What I use to do:
I wanted to be your white knight in shining armor. I wanted to heal all your hurts, real and imaginary, and save you from your daemons. When we were together, I devoted all of my attention on you and I made you feel special. I met your every demand and suppressed every one of my own needs. Slowly, as I became overwhelmed, because my needs were not being met and I was not asking for them, I pull away. As you cling on tighter and tighter I fear that I can't save you, and I feel inadequate, which causes me to pull away even more. Then I leave, and carry with me the story that I am the victim, completely denying from myself that I balked the moment things started to get interesting.
What I am doing:
Breaking this pattern, which does not work for me. I am looking to be in a two way relationship where I can be seen and I can see you for who you truly are. When the drama occurs, I want to hold you for the person you truly are and not get swept up in the drama or run away. I want to be held by you.
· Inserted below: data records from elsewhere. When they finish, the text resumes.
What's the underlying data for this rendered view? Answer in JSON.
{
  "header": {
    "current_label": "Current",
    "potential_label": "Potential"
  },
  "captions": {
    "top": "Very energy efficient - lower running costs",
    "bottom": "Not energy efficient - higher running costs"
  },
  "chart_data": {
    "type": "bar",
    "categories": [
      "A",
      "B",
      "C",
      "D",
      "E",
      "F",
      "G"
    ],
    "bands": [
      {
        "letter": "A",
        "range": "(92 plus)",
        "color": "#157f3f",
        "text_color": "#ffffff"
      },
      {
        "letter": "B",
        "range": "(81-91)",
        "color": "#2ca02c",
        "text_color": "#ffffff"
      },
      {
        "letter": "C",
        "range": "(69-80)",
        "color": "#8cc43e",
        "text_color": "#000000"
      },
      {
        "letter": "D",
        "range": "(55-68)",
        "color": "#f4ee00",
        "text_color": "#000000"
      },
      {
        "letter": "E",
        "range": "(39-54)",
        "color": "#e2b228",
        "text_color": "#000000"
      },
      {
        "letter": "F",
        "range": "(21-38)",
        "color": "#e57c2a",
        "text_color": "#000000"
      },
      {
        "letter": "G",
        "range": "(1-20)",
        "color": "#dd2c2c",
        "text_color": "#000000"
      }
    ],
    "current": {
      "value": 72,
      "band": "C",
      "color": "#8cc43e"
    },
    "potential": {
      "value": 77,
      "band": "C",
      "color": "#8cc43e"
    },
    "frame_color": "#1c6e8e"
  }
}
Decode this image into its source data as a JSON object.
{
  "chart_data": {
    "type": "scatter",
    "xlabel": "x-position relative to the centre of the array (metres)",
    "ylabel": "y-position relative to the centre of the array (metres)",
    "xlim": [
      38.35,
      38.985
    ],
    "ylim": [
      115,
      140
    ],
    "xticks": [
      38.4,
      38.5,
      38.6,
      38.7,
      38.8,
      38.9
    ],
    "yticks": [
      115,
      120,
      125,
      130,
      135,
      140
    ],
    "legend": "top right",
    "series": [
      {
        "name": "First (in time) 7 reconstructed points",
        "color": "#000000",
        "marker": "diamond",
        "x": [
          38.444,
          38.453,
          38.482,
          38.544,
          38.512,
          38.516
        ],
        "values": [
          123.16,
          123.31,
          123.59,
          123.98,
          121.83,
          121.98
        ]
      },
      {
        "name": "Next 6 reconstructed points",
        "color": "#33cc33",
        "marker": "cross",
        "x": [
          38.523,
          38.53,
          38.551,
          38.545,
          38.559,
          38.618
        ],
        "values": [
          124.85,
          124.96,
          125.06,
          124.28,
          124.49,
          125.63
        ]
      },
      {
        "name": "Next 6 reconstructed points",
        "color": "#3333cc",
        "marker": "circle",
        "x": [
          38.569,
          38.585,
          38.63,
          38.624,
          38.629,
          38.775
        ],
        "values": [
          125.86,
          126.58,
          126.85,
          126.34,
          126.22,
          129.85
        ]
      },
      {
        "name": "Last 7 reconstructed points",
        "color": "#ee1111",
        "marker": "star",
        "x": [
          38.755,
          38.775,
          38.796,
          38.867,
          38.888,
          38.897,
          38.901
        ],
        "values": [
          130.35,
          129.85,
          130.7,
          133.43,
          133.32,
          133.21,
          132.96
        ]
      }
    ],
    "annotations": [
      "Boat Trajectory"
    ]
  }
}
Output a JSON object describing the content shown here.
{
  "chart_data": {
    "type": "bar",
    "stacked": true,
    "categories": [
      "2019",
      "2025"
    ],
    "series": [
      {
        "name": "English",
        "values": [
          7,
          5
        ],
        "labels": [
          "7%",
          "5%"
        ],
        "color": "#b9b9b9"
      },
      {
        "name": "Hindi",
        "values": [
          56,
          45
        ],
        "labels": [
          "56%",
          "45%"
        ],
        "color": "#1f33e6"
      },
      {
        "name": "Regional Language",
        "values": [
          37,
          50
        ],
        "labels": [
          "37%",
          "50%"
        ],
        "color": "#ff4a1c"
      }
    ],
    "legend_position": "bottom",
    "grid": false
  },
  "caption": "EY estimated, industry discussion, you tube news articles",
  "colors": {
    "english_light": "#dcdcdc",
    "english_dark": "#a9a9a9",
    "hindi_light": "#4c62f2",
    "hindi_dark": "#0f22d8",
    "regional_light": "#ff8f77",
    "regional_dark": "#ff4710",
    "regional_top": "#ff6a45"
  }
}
I am practicing orgasmic meditation.
I am looking for a soul mate, someone who I can intimately share my life with. After thinking hard about what I am looking for this is what I have come up with. I am looking for someone who is trusting, kind to oneself and others, affectionate (I like to cuddle), lives in NYC (this is where I have chosen to live), and attractive.
If I have described you, I would like to get to know you better and see if we are a match.